Una nebbiolina sottile filtrava lungo i corridoi silenziosi e quel silenzio, in quel luogo dove echeggiavano sempre sonorità di ogni tipo, martellanti e ripetitive, appariva senza dubbio particolarmente singolare.

Soltanto una musica tenuta a basso volume, dal ritmo lento e sensuale, usciva dalle casse, alternata alla voce metallica che continuava ad annunciare la grande festa che il sovrano aveva deciso di dare quella sera e che di lì a poco, soltanto per una ristretta nicchia di eletti, avrebbe avuto inizio.

Thor cercò di affrettare il passo per dirigersi verso il luogo che gli era stato preposto, ma il suo corpo e in particolare le sue gambe sembravano non volerne sapere di obbidire ai suoi comandi.

Ogni muscolo sembrava essere gravato da un pesante macigno, trascinato a terra da una forza di gravità più densa del solito, ogni movimento era granitico tanto che per un istante gli sembrò di paralizzarsi sul posto, lì dove si trovava.

Lanciò un'occhiata torva alla cassa che ripeteva l'avvento della festa, si passò una mano tra i capelli, scoprendola sudata.

In realtà ogni parte di sé lo era. Esternamente non faceva affatto caldo, ma tanto più si avvicinava a quelle stanze dove si sarebbe svolto l'evento, tanto più la temperatura del suo corpo sembrava aumentare vertiginosamente.

La testa aveva preso a girargli, lo stomaco gli si contrasse in una morsa crudele e per un attimo, la vista gli si annebbiò. Dovette poggiarsi alla parete accanto e darsi il tempo di riprendere a respirare.

Credette che non sarebbe mai giunto alla fine di quel corridoio, là dove già intravedeva la porta della stanza dove sarebbe dovuto entrare.

Ebbe paura. Anche se solo per un momento, avvertì un'intensa paura, mischiarsi a quel sentimento di rabbia impotente che ormai lo accompagnava da diverse ore da quando Loki gli aveva comunicato che il Grand Master aveva acconsentito a dare quella dannatissima festa.

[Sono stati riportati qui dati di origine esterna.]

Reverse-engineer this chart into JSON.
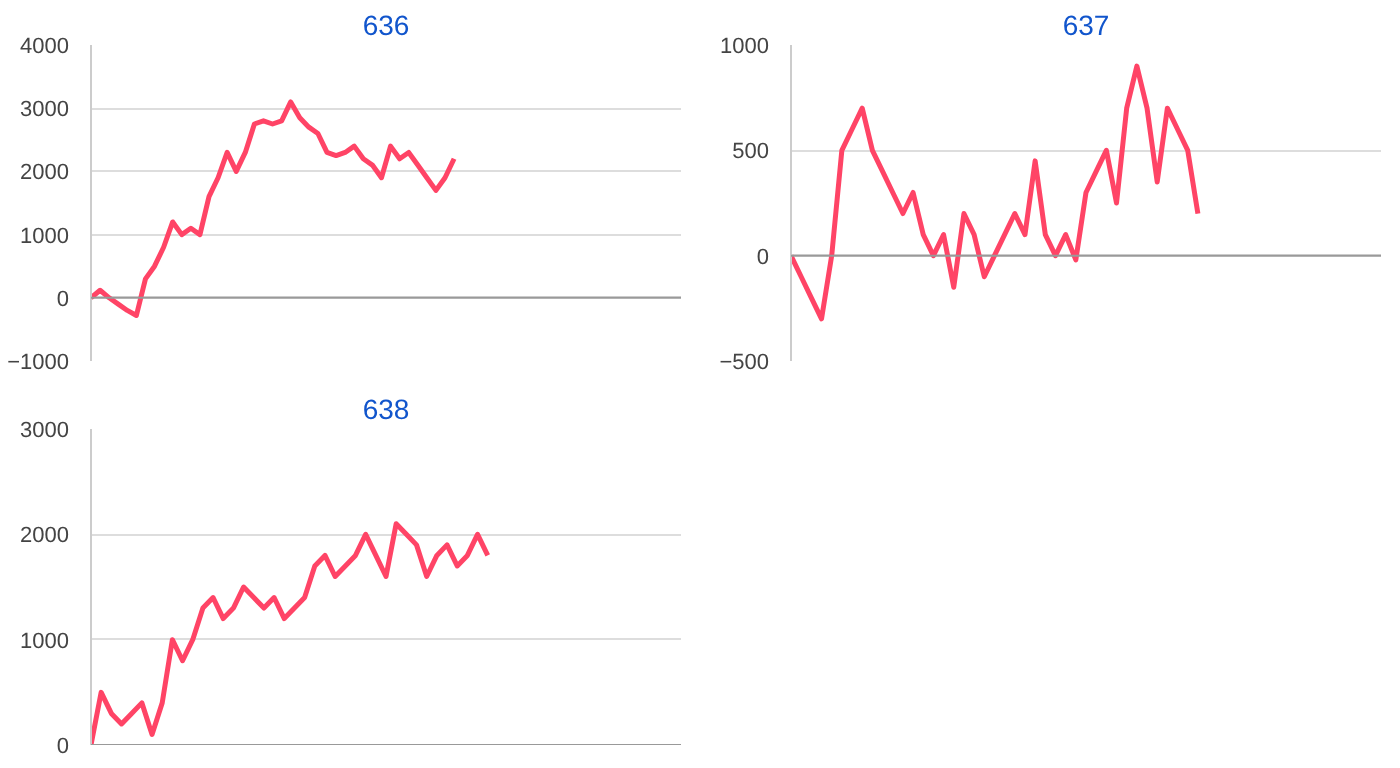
{
  "chart_data": [
    {
      "type": "line",
      "title": "636",
      "categories": [
        null,
        null,
        null,
        null,
        null,
        null,
        null,
        null,
        null,
        null,
        null,
        null,
        null,
        null,
        null,
        null,
        null,
        null,
        null,
        null,
        null,
        null,
        null,
        null,
        null,
        null,
        null,
        null,
        null,
        null,
        null,
        null,
        null,
        null,
        null,
        null,
        null,
        null,
        null,
        null,
        null,
        null,
        null,
        null,
        null,
        null,
        null,
        null,
        null,
        null,
        null,
        null,
        null,
        null,
        null,
        null,
        null,
        null,
        null,
        null,
        null,
        null,
        null,
        null,
        null,
        null
      ],
      "series": [
        {
          "color": "#ff4466",
          "values": [
            0,
            120,
            0,
            -100,
            -200,
            -280,
            300,
            500,
            800,
            1200,
            1000,
            1100,
            1000,
            1600,
            1900,
            2300,
            2000,
            2300,
            2750,
            2800,
            2750,
            2800,
            3100,
            2850,
            2700,
            2600,
            2300,
            2250,
            2300,
            2400,
            2200,
            2100,
            1900,
            2400,
            2200,
            2300,
            2100,
            1900,
            1700,
            1900,
            2200,
            null,
            null,
            null,
            null,
            null,
            null,
            null,
            null,
            null,
            null,
            null,
            null,
            null,
            null,
            null,
            null,
            null,
            null,
            null,
            null,
            null,
            null,
            null,
            null,
            null
          ]
        }
      ],
      "ylim": [
        -1000,
        4000
      ],
      "yticks": [
        -1000,
        0,
        1000,
        2000,
        3000,
        4000
      ],
      "grid": "y",
      "tick_labels": "y"
    },
    {
      "type": "line",
      "title": "637",
      "categories": [
        null,
        null,
        null,
        null,
        null,
        null,
        null,
        null,
        null,
        null,
        null,
        null,
        null,
        null,
        null,
        null,
        null,
        null,
        null,
        null,
        null,
        null,
        null,
        null,
        null,
        null,
        null,
        null,
        null,
        null,
        null,
        null,
        null,
        null,
        null,
        null,
        null,
        null,
        null,
        null,
        null,
        null,
        null,
        null,
        null,
        null,
        null,
        null,
        null,
        null,
        null,
        null,
        null,
        null,
        null,
        null,
        null,
        null,
        null
      ],
      "series": [
        {
          "color": "#ff4466",
          "values": [
            0,
            -100,
            -200,
            -300,
            0,
            500,
            600,
            700,
            500,
            400,
            300,
            200,
            300,
            100,
            0,
            100,
            -150,
            200,
            100,
            -100,
            0,
            100,
            200,
            100,
            450,
            100,
            0,
            100,
            -20,
            300,
            400,
            500,
            250,
            700,
            900,
            700,
            350,
            700,
            600,
            500,
            200,
            null,
            null,
            null,
            null,
            null,
            null,
            null,
            null,
            null,
            null,
            null,
            null,
            null,
            null,
            null,
            null,
            null,
            null
          ]
        }
      ],
      "ylim": [
        -500,
        1000
      ],
      "yticks": [
        -500,
        0,
        500,
        1000
      ],
      "grid": "y",
      "tick_labels": "y"
    },
    {
      "type": "line",
      "title": "638",
      "categories": [
        null,
        null,
        null,
        null,
        null,
        null,
        null,
        null,
        null,
        null,
        null,
        null,
        null,
        null,
        null,
        null,
        null,
        null,
        null,
        null,
        null,
        null,
        null,
        null,
        null,
        null,
        null,
        null,
        null,
        null,
        null,
        null,
        null,
        null,
        null,
        null,
        null,
        null,
        null,
        null,
        null,
        null,
        null,
        null,
        null,
        null,
        null,
        null,
        null,
        null,
        null,
        null,
        null,
        null,
        null,
        null,
        null,
        null,
        null
      ],
      "series": [
        {
          "color": "#ff4466",
          "values": [
            0,
            500,
            300,
            200,
            300,
            400,
            100,
            400,
            1000,
            800,
            1000,
            1300,
            1400,
            1200,
            1300,
            1500,
            1400,
            1300,
            1400,
            1200,
            1300,
            1400,
            1700,
            1800,
            1600,
            1700,
            1800,
            2000,
            1800,
            1600,
            2100,
            2000,
            1900,
            1600,
            1800,
            1900,
            1700,
            1800,
            2000,
            1800,
            null,
            null,
            null,
            null,
            null,
            null,
            null,
            null,
            null,
            null,
            null,
            null,
            null,
            null,
            null,
            null,
            null,
            null,
            null
          ]
        }
      ],
      "ylim": [
        0,
        3000
      ],
      "yticks": [
        0,
        1000,
        2000,
        3000
      ],
      "grid": "y",
      "tick_labels": "y"
    }
  ]
}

Già, Loki... Loki che dopo averlo raggiunto quella mattina, era poi scomparso nel nulla e soltanto il fatto di non averlo potuto vedere per tutto il giorno, lo aveva privato della stessa aria per respirare, così come l'idea di cosa avrebbe potuto trovare una volta varcata la soglia di quella porta.

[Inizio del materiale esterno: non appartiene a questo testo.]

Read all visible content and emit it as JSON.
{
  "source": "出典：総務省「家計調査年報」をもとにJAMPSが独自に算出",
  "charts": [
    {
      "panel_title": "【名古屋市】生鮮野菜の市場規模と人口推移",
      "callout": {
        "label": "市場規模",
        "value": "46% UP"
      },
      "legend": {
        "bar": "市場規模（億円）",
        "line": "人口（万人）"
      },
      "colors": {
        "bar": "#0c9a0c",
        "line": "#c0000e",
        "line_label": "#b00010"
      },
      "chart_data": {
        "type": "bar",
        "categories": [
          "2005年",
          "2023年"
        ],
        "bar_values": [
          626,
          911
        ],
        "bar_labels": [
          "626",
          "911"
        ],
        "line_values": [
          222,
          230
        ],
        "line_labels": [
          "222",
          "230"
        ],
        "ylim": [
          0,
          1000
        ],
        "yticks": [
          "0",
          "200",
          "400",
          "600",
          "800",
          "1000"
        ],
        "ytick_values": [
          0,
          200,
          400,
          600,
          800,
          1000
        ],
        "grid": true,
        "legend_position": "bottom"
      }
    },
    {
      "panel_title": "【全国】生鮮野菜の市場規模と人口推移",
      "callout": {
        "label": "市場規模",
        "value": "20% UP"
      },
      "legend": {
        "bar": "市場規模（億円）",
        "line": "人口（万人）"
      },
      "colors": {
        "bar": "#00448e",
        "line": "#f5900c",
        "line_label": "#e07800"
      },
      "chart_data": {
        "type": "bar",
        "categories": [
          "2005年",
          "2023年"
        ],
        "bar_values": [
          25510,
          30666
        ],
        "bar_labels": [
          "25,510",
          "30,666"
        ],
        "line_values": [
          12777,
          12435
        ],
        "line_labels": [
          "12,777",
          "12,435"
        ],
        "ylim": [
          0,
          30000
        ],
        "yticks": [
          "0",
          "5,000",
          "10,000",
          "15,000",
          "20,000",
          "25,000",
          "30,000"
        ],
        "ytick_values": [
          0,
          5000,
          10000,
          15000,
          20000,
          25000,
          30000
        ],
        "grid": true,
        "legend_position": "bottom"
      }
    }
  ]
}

Per un istante si disse che non ce l'avrebbe fatta.

Mai, nella sua vita di guerriero, aveva avuto attimi di scoramento come quello che stava vivendo. Mai aveva perduto il suo coraggio, né la sua caparbietà arrogante che l'aveva condotto e sorretto in imprese rischiose e potenzialmente letali in ogni angolo dei Nove Mondi.

Mai aveva messo in dubbio la sua natura di dio, sentendosi così invulnerabile, mai come in quel momento in cui si sentiva talmente fragile e confuso, esposto come quegli Uomini della sua amata Midgard, a lui tanto cara.

Tuttavia rialzò lo sguardo e, seppure a fatica, si scollò da quel muro e riprese a camminare, forzandosi un'andatura fiera, verso l'ignoto di quelle stanze, verso quel salto nel vuoto in cui si sarebbe giocata ogni cosa.

*

Loki si lasciò cadere la vestaglia di seta nera addosso, avvertendone la freschezza e il solletico sulla pelle nuda. Ne afferrò i lembi tra le dita e, in modo del tutto automatico come chi sembra abituato alla consuetudine di quei gesti, richiuse la cinta su di sé, lasciando esposto il torace nella stretta fenditura che si era andata a creare tra la stoffa.